Modi govt plans to constitutionally aggrandise the office of the lieutenant governor of Delhi at the expense of the elected CM of the UT
The Narendra Modi government plans to constitutionally aggrandise the office of the lieutenant governor of Delhi at the expense of the elected chief minister of the Union Territory. A proposed amendment to the National Capital Territory of Delhi Act, 1993 in this regard was moved in Parliament earlier this week.
Under the proposed scheme, the “Government of Delhi” would mean the L-G. This is a denigration of the existing arrangement under which the UT elects an Assembly whose leader assumes the office of chief minister and heads a council of ministers appointed by him, which constitutes the apex of the elected government.
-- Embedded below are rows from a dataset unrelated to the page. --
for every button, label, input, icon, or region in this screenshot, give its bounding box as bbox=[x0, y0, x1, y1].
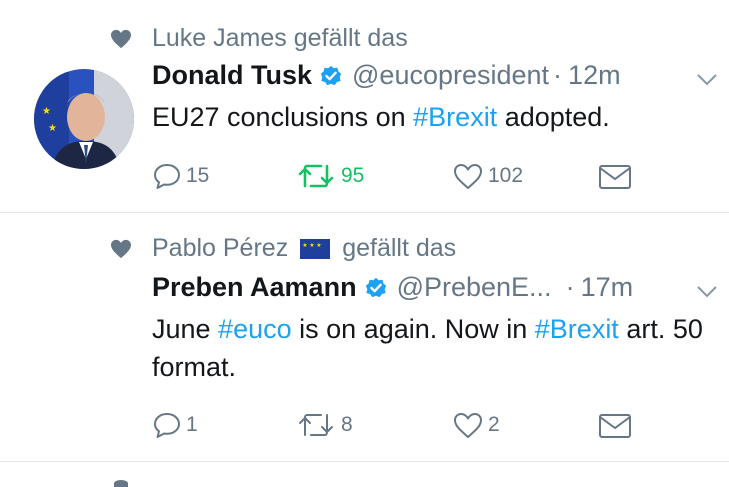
tweet[interactable]: Luke James gefällt das ★ ★ Donald Tusk @… bbox=[0, 0, 729, 212]
social-context-text: Luke James gefällt das bbox=[152, 24, 408, 52]
tweet-header: Donald Tusk @eucopresident · 12m bbox=[152, 60, 621, 91]
like-count: 2 bbox=[488, 413, 500, 436]
reply-button[interactable]: 15 bbox=[152, 162, 209, 190]
hashtag-link[interactable]: #euco bbox=[218, 314, 292, 344]
display-name[interactable]: Preben Aamann bbox=[152, 272, 357, 303]
retweet-button[interactable]: 8 bbox=[297, 411, 353, 439]
like-button[interactable]: 102 bbox=[452, 162, 523, 190]
direct-message-button[interactable] bbox=[598, 164, 636, 190]
reply-count: 15 bbox=[186, 164, 210, 187]
divider bbox=[0, 461, 729, 462]
retweet-count: 95 bbox=[341, 164, 365, 187]
tweet-text: June #euco is on again. Now in #Brexit a… bbox=[152, 310, 722, 386]
chevron-down-icon[interactable] bbox=[696, 73, 718, 87]
retweet-button[interactable]: 95 bbox=[297, 162, 364, 190]
hashtag-link[interactable]: #Brexit bbox=[413, 102, 497, 132]
tweet-text-segment: is on again. Now in bbox=[291, 314, 535, 344]
tweet-header: Preben Aamann @PrebenE... · 17m bbox=[152, 272, 633, 303]
timestamp[interactable]: 17m bbox=[581, 272, 634, 303]
svg-text:★: ★ bbox=[48, 123, 57, 134]
display-name[interactable]: Donald Tusk bbox=[152, 60, 312, 91]
social-context: Pablo Pérez gefällt das bbox=[110, 234, 456, 263]
separator-dot: · bbox=[553, 60, 563, 90]
tweet-text-segment: June bbox=[152, 314, 219, 344]
heart-icon bbox=[454, 164, 482, 189]
verified-icon bbox=[365, 277, 386, 297]
tweet[interactable]: Pablo Pérez gefällt das Preben Aamann @P… bbox=[0, 213, 729, 461]
reply-icon bbox=[154, 164, 180, 189]
handle[interactable]: @PrebenE... bbox=[397, 272, 552, 303]
avatar-image: ★ ★ bbox=[34, 69, 134, 169]
direct-message-button[interactable] bbox=[598, 413, 636, 439]
tweet-text-segment: EU27 conclusions on bbox=[152, 102, 414, 132]
reply-icon bbox=[154, 413, 180, 438]
like-button[interactable]: 2 bbox=[452, 411, 500, 439]
retweet-icon bbox=[298, 164, 334, 188]
heart-icon bbox=[111, 29, 131, 48]
next-tweet-partial bbox=[114, 480, 614, 487]
tweet-text-segment: adopted. bbox=[497, 102, 610, 132]
social-context: Luke James gefällt das bbox=[110, 24, 408, 53]
timestamp[interactable]: 12m bbox=[568, 60, 621, 91]
hashtag-link[interactable]: #Brexit bbox=[535, 314, 619, 344]
social-context-name: Pablo Pérez bbox=[152, 234, 289, 262]
reply-count: 1 bbox=[186, 413, 198, 436]
like-count: 102 bbox=[488, 164, 524, 187]
social-context-suffix: gefällt das bbox=[342, 234, 457, 262]
handle[interactable]: @eucopresident bbox=[352, 60, 549, 91]
tweet-text: EU27 conclusions on #Brexit adopted. bbox=[152, 98, 722, 136]
heart-icon bbox=[111, 239, 131, 258]
verified-icon bbox=[320, 65, 342, 85]
retweet-icon bbox=[299, 414, 333, 436]
retweet-count: 8 bbox=[341, 413, 353, 436]
envelope-icon bbox=[599, 414, 631, 438]
reply-button[interactable]: 1 bbox=[152, 411, 198, 439]
svg-text:★: ★ bbox=[42, 106, 51, 117]
separator-dot: · bbox=[565, 272, 575, 302]
avatar[interactable]: ★ ★ bbox=[34, 69, 134, 169]
heart-icon bbox=[454, 413, 482, 438]
chevron-down-icon[interactable] bbox=[696, 285, 718, 299]
eu-flag-icon bbox=[300, 238, 331, 259]
envelope-icon bbox=[599, 165, 631, 189]
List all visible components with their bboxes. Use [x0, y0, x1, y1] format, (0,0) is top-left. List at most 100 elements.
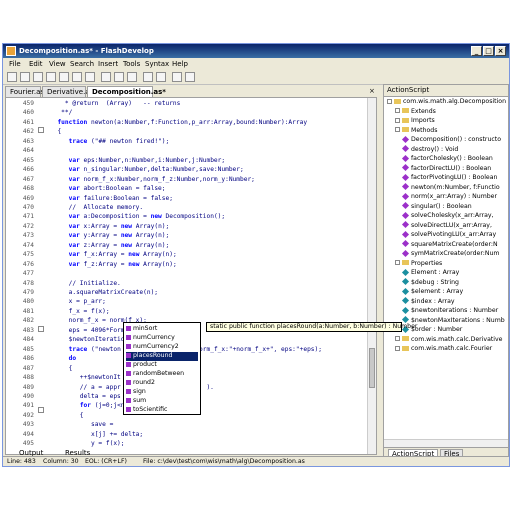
expand-toggle-icon[interactable] [395, 108, 400, 113]
code-line[interactable]: var x:Array = new Array(n); [50, 223, 170, 230]
code-line[interactable]: f_x = f(x); [50, 308, 110, 315]
menu-tools[interactable]: Tools [123, 60, 140, 68]
autocomplete-item[interactable]: placesRound [126, 352, 198, 361]
menu-help[interactable]: Help [172, 60, 188, 68]
autocomplete-item[interactable]: minSort [126, 325, 198, 334]
code-line[interactable]: * @return (Array) -- returns [50, 100, 181, 107]
redo-icon[interactable] [72, 72, 82, 82]
tree-node[interactable]: $element : Array [401, 287, 463, 295]
cut-icon[interactable] [101, 72, 111, 82]
expand-toggle-icon[interactable] [395, 345, 400, 351]
code-line[interactable]: $newtonIteratio [50, 336, 125, 343]
code-line[interactable]: x = p_arr; [50, 298, 106, 305]
tree-node[interactable]: Decomposition() : constructo [401, 135, 501, 143]
code-line[interactable]: trace ("## newton fired!"); [50, 138, 170, 145]
save-icon[interactable] [33, 72, 43, 82]
code-line[interactable]: { [50, 412, 84, 419]
tab-decomposition[interactable]: Decomposition.as* [87, 86, 166, 97]
undo-icon[interactable] [59, 72, 69, 82]
autocomplete-list[interactable]: minSort numCurrency numCurrency2 placesRoun… [123, 322, 201, 415]
scrollbar-thumb[interactable] [369, 348, 375, 388]
tree-node[interactable]: solveDirectLU(x_arr:Array, [401, 220, 492, 229]
close-button[interactable]: × [495, 46, 506, 56]
tab-fourier[interactable]: Fourier.as [5, 86, 44, 97]
code-line[interactable]: for (j=0;j<n [50, 402, 125, 409]
menu-file[interactable]: File [9, 60, 21, 68]
fold-toggle-icon[interactable] [38, 407, 44, 413]
open-file-icon[interactable] [20, 72, 30, 82]
code-line[interactable]: delta = eps [50, 393, 121, 400]
autocomplete-item[interactable]: numCurrency [126, 334, 198, 343]
close-tab-icon[interactable]: × [369, 87, 375, 95]
close-file-icon[interactable] [85, 72, 95, 82]
tree-node[interactable]: Element : Array [401, 268, 459, 276]
build-icon[interactable] [185, 72, 195, 82]
tree-node[interactable]: $newtonMaxIterations : Numb [401, 315, 505, 324]
tree-node[interactable]: solvePivotingLU(x_arr:Array [401, 230, 496, 238]
tree-node[interactable]: $index : Array [401, 296, 455, 305]
expand-toggle-icon[interactable] [395, 127, 400, 132]
code-line[interactable]: var a:Decomposition = new Decomposition(… [50, 213, 226, 220]
editor-vertical-scrollbar[interactable] [367, 98, 376, 454]
tree-node[interactable]: norm(x_arr:Array) : Number [401, 192, 497, 200]
code-line[interactable]: var failure:Boolean = false; [50, 195, 173, 202]
find-icon[interactable] [143, 72, 153, 82]
code-line[interactable]: x[j] += delta; [50, 431, 143, 438]
code-line[interactable]: function newton(a:Number,f:Function,p_ar… [50, 119, 307, 126]
autocomplete-item[interactable]: numCurrency2 [126, 343, 198, 352]
fold-toggle-icon[interactable] [38, 127, 44, 133]
code-line[interactable]: var n_singular:Number,delta:Number,save:… [50, 166, 244, 173]
code-line[interactable]: a.squareMatrixCreate(n); [50, 289, 158, 296]
fold-toggle-icon[interactable] [38, 326, 44, 332]
code-line[interactable]: var z:Array = new Array(n); [50, 242, 170, 249]
tree-node[interactable]: squareMatrixCreate(order:N [401, 239, 498, 248]
tree-node[interactable]: singular() : Boolean [401, 201, 472, 210]
code-line[interactable]: var f_x:Array = new Array(n); [50, 251, 177, 258]
code-line[interactable]: var abort:Boolean = false; [50, 185, 166, 192]
code-line[interactable]: var y:Array = new Array(n); [50, 232, 170, 239]
code-line[interactable]: var f_z:Array = new Array(n); [50, 261, 177, 268]
save-all-icon[interactable] [46, 72, 56, 82]
tree-node[interactable]: com.wis.math.calc.Derivative [395, 336, 502, 343]
tree-node[interactable]: com.wis.math.alg.Decomposition [387, 98, 506, 105]
tree-node[interactable]: symMatrixCreate(order:Num [401, 249, 499, 257]
tree-node[interactable]: com.wis.math.calc.Fourier [395, 345, 492, 352]
autocomplete-item[interactable]: sign [126, 388, 198, 397]
autocomplete-item[interactable]: round2 [126, 379, 198, 388]
minimize-button[interactable]: _ [471, 46, 482, 56]
tree-node[interactable]: Imports [395, 117, 435, 124]
expand-toggle-icon[interactable] [387, 98, 392, 104]
expand-toggle-icon[interactable] [395, 336, 400, 341]
code-line[interactable]: { [50, 128, 61, 135]
menu-syntax[interactable]: Syntax [145, 60, 169, 68]
code-line[interactable]: var eps:Number,n:Number,i:Number,j:Numbe… [50, 157, 225, 164]
autocomplete-item[interactable]: randomBetween [126, 370, 198, 379]
tree-node[interactable]: factorPivotingLU() : Boolean [401, 173, 497, 181]
menu-edit[interactable]: Edit [29, 60, 43, 68]
autocomplete-item[interactable]: toScientific [126, 406, 198, 415]
tree-node[interactable]: Extends [395, 108, 436, 115]
maximize-button[interactable]: □ [483, 46, 494, 56]
tree-node[interactable]: Properties [395, 260, 442, 267]
autocomplete-item[interactable]: product [126, 361, 198, 370]
autocomplete-item[interactable]: sum [126, 397, 198, 406]
code-line[interactable]: **/ [50, 109, 72, 116]
code-line[interactable]: // Initialize. [50, 280, 121, 287]
expand-toggle-icon[interactable] [395, 117, 400, 123]
tree-node[interactable]: Methods [395, 127, 437, 134]
code-line[interactable]: do [50, 355, 76, 362]
menu-search[interactable]: Search [70, 60, 94, 68]
code-line[interactable]: save = [50, 421, 117, 428]
tree-node[interactable]: newton(m:Number, f:Functio [401, 182, 500, 191]
replace-icon[interactable] [156, 72, 166, 82]
tree-node[interactable]: $newtonIterations : Number [401, 306, 498, 314]
new-file-icon[interactable] [7, 72, 17, 82]
copy-icon[interactable] [114, 72, 124, 82]
tree-node[interactable]: destroy() : Void [401, 144, 458, 153]
expand-toggle-icon[interactable] [395, 260, 400, 265]
menu-insert[interactable]: Insert [98, 60, 118, 68]
tree-node[interactable]: factorCholesky() : Boolean [401, 154, 493, 162]
tab-derivative[interactable]: Derivative.as [42, 86, 93, 97]
menu-view[interactable]: View [49, 60, 66, 68]
code-line[interactable]: var norm_f_x:Number,norm_f_z:Number,norm… [50, 176, 255, 183]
The L-G, who is the representative of the Centre, functions under the advice of the council of ministers. The remit of the holder of this office is restricted to the three portfolios of land, police, and public order, which are the domain of the Union. In the UT’s wider administration — covering, for instance, fields such as education, health, power, water, transport, finance, general administration — it is the writ of the elected government that runs, barring municipal governance which comes under the Municipal Council Of Delhi (MCD) which has been partitioned into three geographical units.
The proposed change in law introduced by the Modi government will effectively render the Arvind Kejriwal government superfluous, practically reducing the present Delhi Assembly — which was brought into existence in 1993 under the NCT Act- to a nullity.
For all practical purposes this amounts to giving Delhi the Kashmir treatment. J&K was reduced from a full-fledged state to a UT. Delhi is being degraded from being a UT with an elected Assembly to one — which — for now — will have an Assembly that has been neutered. It will no longer throw up a government elected by the people. In a way, this takes us to British colonial times when the Viceroy, representing the Crown, held superior powers to that of an elected government in the post-1935 period.
To recall history, from 1952-56, Delhi had an elected Assembly and was a state. This was a time when the idea of state boundaries was evolving. The national capital was made a UT in 1956 under the States Reorganisation Act, but did not have an Assembly. The elected Assembly came in 1993 through the NCT Act and Delhi became partially a state.
Since the national government, Parliament, and diplomatic missions were located in the territory of Delhi, it was understandable, for practical reasons, that the Union should seek to have land, police and public order under its direct authority, as is the case with Washington DC and Canberra.
Occasionally, there was confusion over the question of authority — even minor friction — between the elected government of the UT and the Union, but this was nothing that wasn’t sorted out without fuss.
Former chief minister Sheila Dikshit won three elected terms and had little difficulty negotiating her way with BJP as well as Congress governments at the Centre. In contrast, current CM Kejriwal has given the impression of being calculatedly combative in order to enhance his popularity. For its part, the Modi government too, exploiting its control over the police and the all-India services, has played rough with the elected government. But political relationship between parties governing the Centre and the UT must not be permitted to diminish the constitutional status and institutional integrity of geographies.